Fehlte nur noch, dass er damit herausrückte, dass er das von Anfang an im Sinn gehabt hatte, der Heuchler. Von wegen, Du lässt mich in dem Glauben, dass Brian ganz von alleine darauf gekommen ist.

„Füll einfach so ein ETA-Dingens aus, oder wie das heißt – und du reist privat mit uns mit… “ – Mit uns? Du meinst wohl ‚mit Dir‘? Ganz so naiv, wie Du glaubst, bin ich dann doch nicht. – „… und zwar als meine Begleitung. Work & Travel war gestern. Ab jetzt genießt Du das süße Leben.“

Work & Travel war gestern… Das klingt doch stark nach ’21st Century’s yesterday’… Das süße Leben? Na klar, meldete sich meine innere Stimme, als ob ich nicht wüsste, dass Du Dir diese Chance nicht entgehen lässt, unsere Beziehung endlich offiziell zu machen, damit es auch der Dümmste kapiert… Steckte am Ende vielleicht genau das hinter „Brians“ Vorschlag?

Good-Bye Work & Travel – Hallo Süßes Leben?“ nahm ich beide ins Visier. „Netter Versuch, Leute – aber jetzt mal im Ernst. Denkt Ihr wirklich, dass mir das auch nur ein Mensch glaubt? Im Winter. Bei Minus 40 Grad. Ganz ehrlich: Welcher Touri tut sich freiwillig diese Hölle aus Eis und Schnee an?“

Doch Brian blieb hartnäckig: „Hölle aus Eis und Schnee… Soll ich Dir mal was sagen?
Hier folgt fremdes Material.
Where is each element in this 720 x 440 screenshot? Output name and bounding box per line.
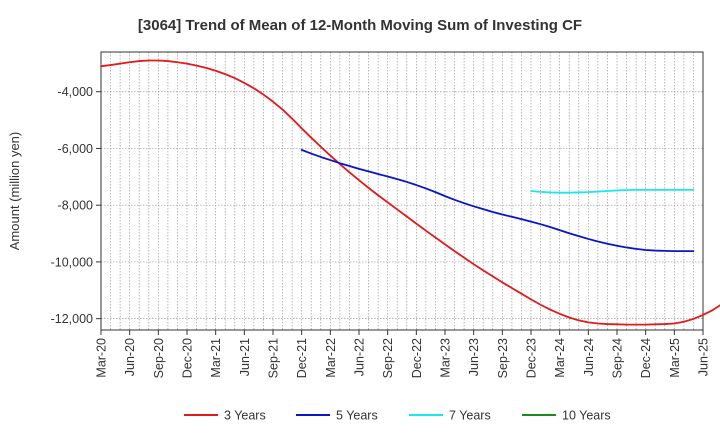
x-tick-label: Sep-23 [496, 338, 510, 378]
series-line-7-years [530, 188, 695, 194]
legend-label-3-years: 3 Years [224, 409, 266, 423]
series-line-3-years [100, 59, 720, 326]
series-line-5-years [300, 148, 695, 253]
x-tick-label: Jun-24 [582, 338, 596, 376]
x-tick-label: Jun-23 [467, 338, 481, 376]
x-tick-label: Dec-24 [639, 338, 653, 378]
x-tick-label: Jun-20 [123, 338, 137, 376]
x-tick-label: Dec-23 [525, 338, 539, 378]
y-tick-label: -12,000 [51, 312, 93, 326]
x-tick-label: Mar-24 [553, 338, 567, 378]
x-tick-label: Sep-20 [152, 338, 166, 378]
x-tick-label: Dec-22 [410, 338, 424, 378]
x-tick-label: Mar-20 [95, 338, 109, 378]
plot-area-frame [100, 51, 704, 331]
grid-lines [101, 52, 703, 330]
y-tick-label: -6,000 [58, 142, 93, 156]
legend-label-7-years: 7 Years [449, 409, 491, 423]
x-tick-label: Mar-22 [324, 338, 338, 378]
x-tick-label: Jun-25 [697, 338, 711, 376]
chart-title: [3064] Trend of Mean of 12-Month Moving … [138, 17, 582, 34]
y-tick-label: -8,000 [58, 199, 93, 213]
x-tick-label: Dec-21 [295, 338, 309, 378]
legend-label-10-years: 10 Years [562, 409, 611, 423]
x-tick-label: Sep-24 [611, 338, 625, 378]
x-tick-label: Dec-20 [181, 338, 195, 378]
x-tick-label: Sep-21 [267, 338, 281, 378]
x-tick-label: Mar-25 [668, 338, 682, 378]
x-tick-label: Mar-21 [209, 338, 223, 378]
x-tick-label: Mar-23 [439, 338, 453, 378]
y-tick-label: -4,000 [58, 85, 93, 99]
x-tick-label: Sep-22 [381, 338, 395, 378]
y-axis: -4,000 -6,000 -8,000 -10,000 -12,000 [51, 85, 101, 326]
y-tick-label: -10,000 [51, 255, 93, 269]
series-lines [100, 59, 720, 326]
legend: 3 Years 5 Years 7 Years 10 Years [184, 409, 611, 423]
legend-label-5-years: 5 Years [336, 409, 378, 423]
y-axis-label: Amount (million yen) [7, 132, 22, 251]
x-axis: Mar-20 Jun-20 Sep-20 Dec-20 Mar-21 Jun-21 Sep-… [95, 330, 711, 378]
x-tick-label: Jun-21 [238, 338, 252, 376]
x-tick-label: Jun-22 [353, 338, 367, 376]
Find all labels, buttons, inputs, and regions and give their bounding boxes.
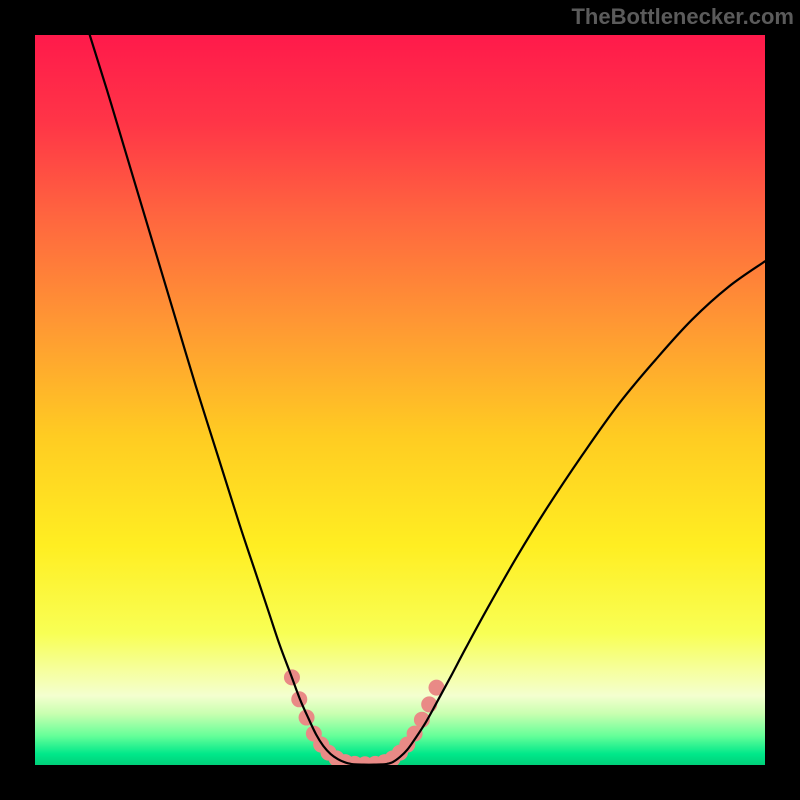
bottleneck-chart: [0, 0, 800, 800]
plot-background: [35, 35, 765, 765]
Wenn Du nur überzeugend genug auftrittst, glaubt man Dir alles. Und wenn jemand mit frostigen Temperaturen kein Problem hat, dann doch wohl Du.“

Guter Punkt, einen Winter hatte ich bereits überstanden, da war der kommende doch geradezu ein Klacks. Das war das Stichwort für Mike, der sich nicht zurückhalten konnte und unbedingt noch einen draufsetzen musste.
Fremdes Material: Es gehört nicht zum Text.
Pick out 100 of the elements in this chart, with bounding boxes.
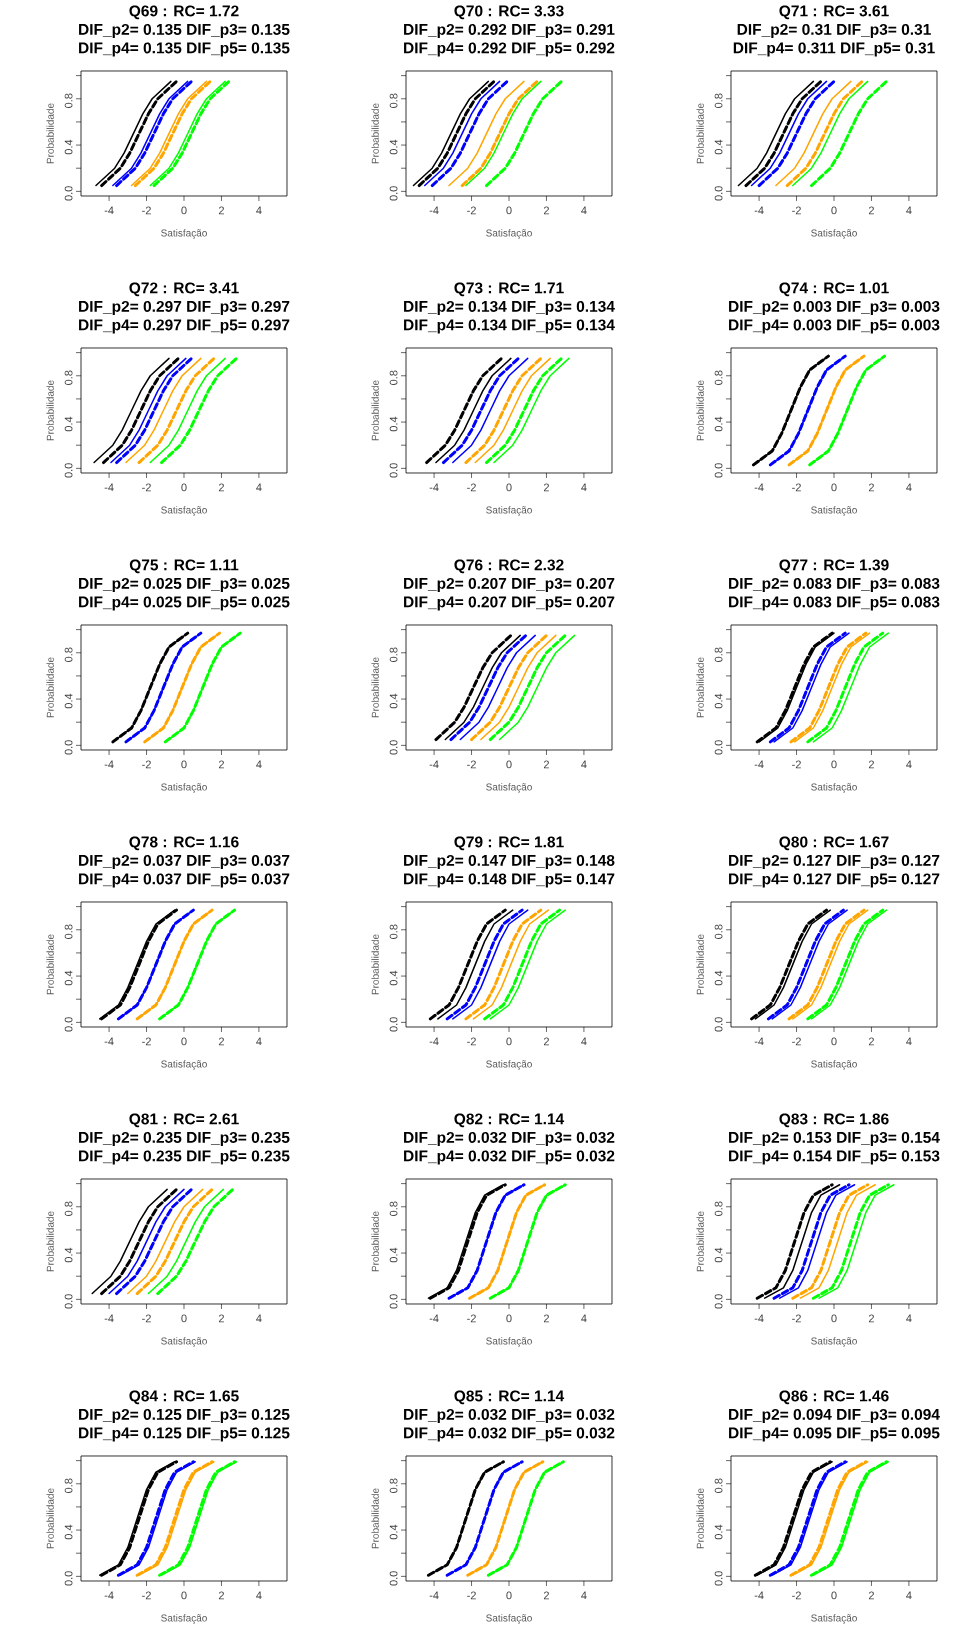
line-series — [464, 908, 543, 1021]
text: DIF_p4= 0.297 DIF_p5= 0.297 — [79, 319, 290, 334]
x-tick-label: -2 — [467, 1037, 476, 1046]
y-tick-label: 0.0 — [64, 1571, 73, 1586]
line-series — [435, 357, 512, 464]
chart-title: Q73 : RC= 1.71 — [454, 282, 564, 297]
x-tick-label: 0 — [506, 483, 512, 492]
x-tick-label: -2 — [142, 206, 151, 215]
x-tick-label: -2 — [792, 1314, 801, 1323]
y-axis-title: Probabilidade — [696, 934, 704, 995]
x-tick-label: 0 — [831, 760, 837, 769]
x-tick-label: -4 — [429, 1314, 439, 1323]
y-axis-title: Probabilidade — [696, 657, 704, 718]
chart-title: Q74 : RC= 1.01 — [779, 282, 889, 297]
x-tick-label: -2 — [792, 206, 801, 215]
y-axis-title: Probabilidade — [696, 380, 704, 441]
chart-subtitle: DIF_p2= 0.292 DIF_p3= 0.291 — [404, 23, 615, 38]
y-tick-label: 0.4 — [389, 693, 398, 709]
line-series — [480, 634, 557, 741]
x-tick-label: 4 — [906, 760, 912, 769]
line-series — [444, 634, 521, 741]
y-axis-title: Probabilidade — [371, 657, 379, 718]
x-tick-label: 0 — [831, 1037, 837, 1046]
x-tick-label: 0 — [506, 760, 512, 769]
chart-subtitle: DIF_p2= 0.032 DIF_p3= 0.032 — [404, 1131, 615, 1146]
x-tick-label: 4 — [581, 1037, 587, 1046]
text: DIF_p4= 0.095 DIF_p5= 0.095 — [729, 1427, 940, 1442]
x-tick-label: -4 — [104, 1591, 114, 1600]
chart-subtitle: DIF_p2= 0.083 DIF_p3= 0.083 — [729, 577, 940, 592]
x-tick-label: 4 — [581, 483, 587, 492]
x-axis-title: Satisfação — [486, 1337, 532, 1347]
chart-subtitle: DIF_p2= 0.31 DIF_p3= 0.31 — [737, 23, 931, 38]
y-tick-label: 0.0 — [714, 1017, 723, 1032]
x-tick-label: -2 — [792, 1591, 801, 1600]
y-axis-title: Probabilidade — [46, 380, 54, 441]
chart-title: Q70 : RC= 3.33 — [454, 5, 564, 20]
x-tick-label: -4 — [754, 760, 764, 769]
y-tick-label: 0.4 — [714, 416, 723, 432]
x-tick-label: -2 — [792, 483, 801, 492]
x-tick-label: -2 — [142, 1037, 151, 1046]
chart-title: Q69 : RC= 1.72 — [129, 5, 239, 20]
chart-title: Q71 : RC= 3.61 — [779, 5, 889, 20]
line-series — [101, 356, 180, 465]
x-tick-label: -4 — [104, 483, 114, 492]
y-axis-title: Probabilidade — [696, 1488, 704, 1549]
chart-subtitle: DIF_p2= 0.235 DIF_p3= 0.235 — [79, 1131, 290, 1146]
x-tick-label: 2 — [868, 1037, 874, 1046]
y-tick-label: 0.4 — [64, 693, 73, 709]
y-tick-label: 0.8 — [389, 1201, 398, 1216]
y-axis-title: Probabilidade — [371, 1488, 379, 1549]
y-tick-label: 0.8 — [64, 1201, 73, 1216]
x-tick-label: 2 — [868, 1314, 874, 1323]
y-tick-label: 0.8 — [64, 924, 73, 939]
x-tick-label: 2 — [218, 1037, 224, 1046]
x-axis-title: Satisfação — [811, 506, 857, 516]
chart-title: Q80 : RC= 1.67 — [779, 836, 889, 851]
chart-subtitle: DIF_p2= 0.147 DIF_p3= 0.148 — [404, 854, 615, 869]
chart-subtitle: DIF_p2= 0.094 DIF_p3= 0.094 — [729, 1408, 940, 1423]
x-tick-label: -2 — [142, 483, 151, 492]
x-tick-label: 0 — [181, 760, 187, 769]
y-tick-label: 0.4 — [714, 1524, 723, 1540]
y-tick-label: 0.0 — [714, 463, 723, 478]
text: DIF_p4= 0.135 DIF_p5= 0.135 — [79, 42, 290, 57]
chart-title: Q86 : RC= 1.46 — [779, 1390, 889, 1405]
line-series — [125, 357, 202, 464]
x-axis-title: Satisfação — [161, 1060, 207, 1070]
y-tick-label: 0.0 — [389, 186, 398, 201]
x-tick-label: -4 — [429, 206, 439, 215]
text: DIF_p4= 0.127 DIF_p5= 0.127 — [729, 873, 940, 888]
x-tick-label: 4 — [906, 206, 912, 215]
line-series — [792, 80, 869, 187]
y-tick-label: 0.0 — [389, 1571, 398, 1586]
x-tick-label: -2 — [467, 206, 476, 215]
x-tick-label: 0 — [181, 206, 187, 215]
x-tick-label: 4 — [906, 1314, 912, 1323]
y-tick-label: 0.8 — [714, 370, 723, 385]
chart-subtitle: DIF_p2= 0.025 DIF_p3= 0.025 — [79, 577, 290, 592]
y-axis-title: Probabilidade — [371, 380, 379, 441]
y-tick-label: 0.0 — [389, 1017, 398, 1032]
chart-subtitle: DIF_p2= 0.032 DIF_p3= 0.032 — [404, 1408, 615, 1423]
x-tick-label: 4 — [256, 1037, 262, 1046]
text: DIF_p4= 0.207 DIF_p5= 0.207 — [404, 596, 615, 611]
x-axis-title: Satisfação — [486, 1060, 532, 1070]
x-axis-title: Satisfação — [811, 229, 857, 239]
x-tick-label: -2 — [467, 760, 476, 769]
x-tick-label: 4 — [906, 483, 912, 492]
line-series — [785, 79, 864, 188]
text: DIF_p4= 0.311 DIF_p5= 0.31 — [733, 42, 935, 57]
y-tick-label: 0.8 — [389, 924, 398, 939]
y-tick-label: 0.0 — [389, 463, 398, 478]
y-axis-title: Probabilidade — [46, 1488, 54, 1549]
y-tick-label: 0.8 — [714, 1201, 723, 1216]
x-axis-title: Satisfação — [486, 1614, 532, 1624]
y-tick-label: 0.8 — [389, 370, 398, 385]
y-tick-label: 0.4 — [64, 1524, 73, 1540]
line-series — [434, 633, 513, 742]
y-tick-label: 0.0 — [389, 740, 398, 755]
y-axis-title: Probabilidade — [46, 103, 54, 164]
text: DIF_p4= 0.032 DIF_p5= 0.032 — [404, 1150, 615, 1165]
y-tick-label: 0.4 — [389, 1247, 398, 1263]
„Und wenn’s dir zu kalt wird, wüsste ich eine Möglichkeit, Dich zu wärmen…“ Unverschämtes Zwinkern – da hatte wohl jemand Oberwasser. Doch der Witz lief ins Leere, zumindest bei seinem Kollegen.

Der räusperte sich vernehmlich, denn er liebte es gar nicht, wenn ihm jemand mit unpassenden oder gar anzüglichen Bemerkungen die Schau stahl.
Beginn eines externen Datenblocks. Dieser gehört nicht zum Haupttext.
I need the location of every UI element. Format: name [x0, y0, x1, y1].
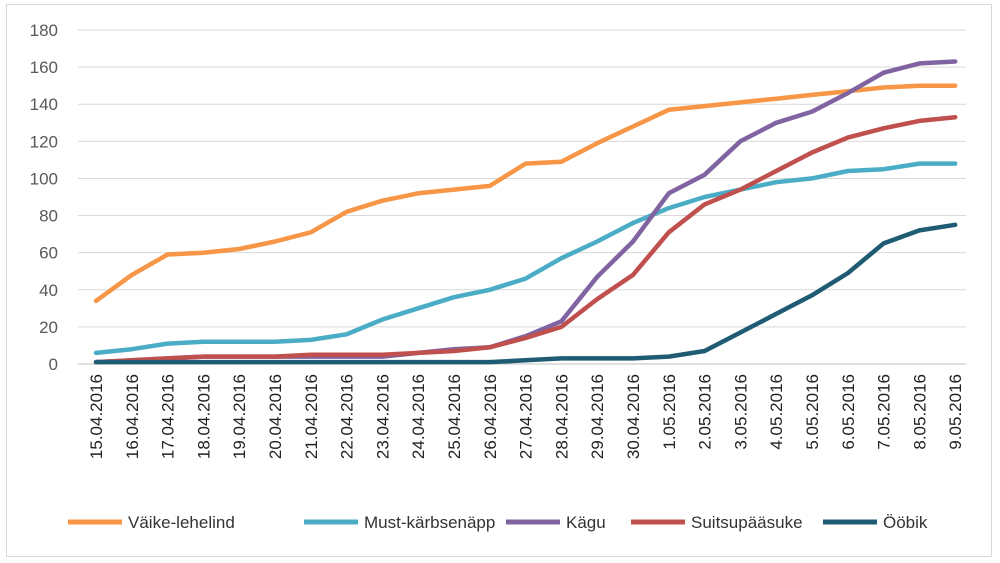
x-tick-label: 7.05.2016: [875, 374, 894, 450]
x-tick-label: 18.04.2016: [194, 374, 213, 459]
y-tick-label: 80: [39, 207, 58, 226]
x-tick-label: 30.04.2016: [624, 374, 643, 459]
x-tick-label: 16.04.2016: [123, 374, 142, 459]
series-line-3: [93, 114, 958, 365]
y-tick-label: 180: [30, 21, 58, 40]
x-tick-label: 9.05.2016: [946, 374, 965, 450]
x-axis-ticks: 15.04.2016 16.04.2016 17.04.2016 18.04.2016…: [87, 374, 965, 459]
y-tick-label: 0: [49, 355, 58, 374]
y-tick-label: 120: [30, 132, 58, 151]
legend-label: Must-kärbsenäpp: [364, 513, 495, 532]
x-tick-label: 28.04.2016: [552, 374, 571, 459]
x-tick-label: 25.04.2016: [445, 374, 464, 459]
y-tick-label: 20: [39, 318, 58, 337]
y-tick-label: 160: [30, 58, 58, 77]
x-tick-label: 3.05.2016: [731, 374, 750, 450]
legend: Väike-lehelind Must-kärbsenäpp Kägu Suitsup…: [68, 513, 928, 532]
legend-label: Väike-lehelind: [128, 513, 235, 532]
x-tick-label: 8.05.2016: [910, 374, 929, 450]
y-tick-label: 100: [30, 169, 58, 188]
x-tick-label: 4.05.2016: [767, 374, 786, 450]
x-tick-label: 24.04.2016: [409, 374, 428, 459]
x-tick-label: 29.04.2016: [588, 374, 607, 459]
legend-label: Ööbik: [883, 513, 928, 532]
x-tick-label: 23.04.2016: [373, 374, 392, 459]
y-tick-label: 60: [39, 244, 58, 263]
series-line-0: [93, 83, 958, 304]
series-line-2: [93, 59, 958, 365]
x-tick-label: 26.04.2016: [481, 374, 500, 459]
gridlines: [78, 29, 966, 365]
y-axis-ticks: 0 20 40 60 80 100 120 140 160 180: [30, 21, 58, 374]
x-tick-label: 21.04.2016: [302, 374, 321, 459]
chart-frame: [6, 4, 992, 557]
series-line-1: [93, 161, 958, 356]
series-lines: [93, 59, 958, 365]
x-tick-label: 17.04.2016: [159, 374, 178, 459]
x-tick-label: 6.05.2016: [839, 374, 858, 450]
x-tick-label: 15.04.2016: [87, 374, 106, 459]
y-tick-label: 140: [30, 95, 58, 114]
x-tick-label: 2.05.2016: [696, 374, 715, 450]
y-tick-label: 40: [39, 281, 58, 300]
x-tick-label: 27.04.2016: [517, 374, 536, 459]
legend-label: Suitsupääsuke: [691, 513, 803, 532]
x-tick-label: 1.05.2016: [660, 374, 679, 450]
x-tick-label: 19.04.2016: [230, 374, 249, 459]
legend-label: Kägu: [566, 513, 606, 532]
x-tick-label: 20.04.2016: [266, 374, 285, 459]
series-line-4: [93, 222, 958, 365]
x-tick-label: 22.04.2016: [338, 374, 357, 459]
x-tick-label: 5.05.2016: [803, 374, 822, 450]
„Ha ha, sehr witzig, Mitchell“, fiel er ihm ins Wort. „aber Dein Typ ist zur Abwechslung mal nicht gefragt.“

Spätestens jetzt wünschte er sich bestimmt, dass er lieber mit mir unter vier Augen gesprochen hätte. Und nun erwartete er von mir eine Antwort, doch ich stand noch immer etwas neben mir, obwohl ich nach dieser Ankündigung schlagartig nüchtern geworden war.

Was soll ich sagen?“ Ich war sprachlos.

Sag am besten jetzt erst mal gar nichts und komm nachher bei mir vorbei, wenn Du wieder fit bist.“ lautete seine Antwort.

Puh, da hatte ich nochmal Glück gehabt, denn in diesem Moment hätte ich garantiert das Falsche gesagt. Und damit stand er auf und schob Mike, der am liebsten an meiner Seite geblieben wäre, in den Gang. Was war ich froh, dass er so viel Taktgefühl besaß, mir meinen Liebsten vom Hals zu halten. Es gab Entscheidungen, die man am besten nicht aus dem Bauch heraus traf, sondern nach gründlichem Nachdenken.

Und das konnte ich immer noch am besten, wenn ich erstens komplett nüchtern und zweitens alleine war und niemand an mir klebte. Einfach war das nicht, denn wenn sich irgendwo eine Tür öffnet, die einem das Bleiben ermöglicht – wer würde da nicht hindurch gehen? Eine solche Tür hatte sich gerade für mich aufgetan, und allein schon der Gedanke, dass die bevorstehende Trennung im letzten Augenblick doch noch abgewendet werden konnte, ließ mein Herz vor Aufregung höher schlagen.

Ach ja, die Liebe… Andererseits hieß es, dass man gehen soll, wenn es am schönsten ist, und die Pessimistin in mir musste auch noch ihren Senf dazu geben: Ja, mach nur. Geh zu Brian und füll mit ihm die Formulare aus. Gratulation! Schön, Du hast ein paar Monate Zeit gewonnen. Und dann?

Heute weiß ich, dass man gehen soll, bevor es schlimmer wird und ich besser auf die Pessimistin und nicht die Traumtänzerin gehört hätte, denn wenn das Chaos regiert, kommt das böse Erwachen dann, wenn niemand damit gerechnet hat.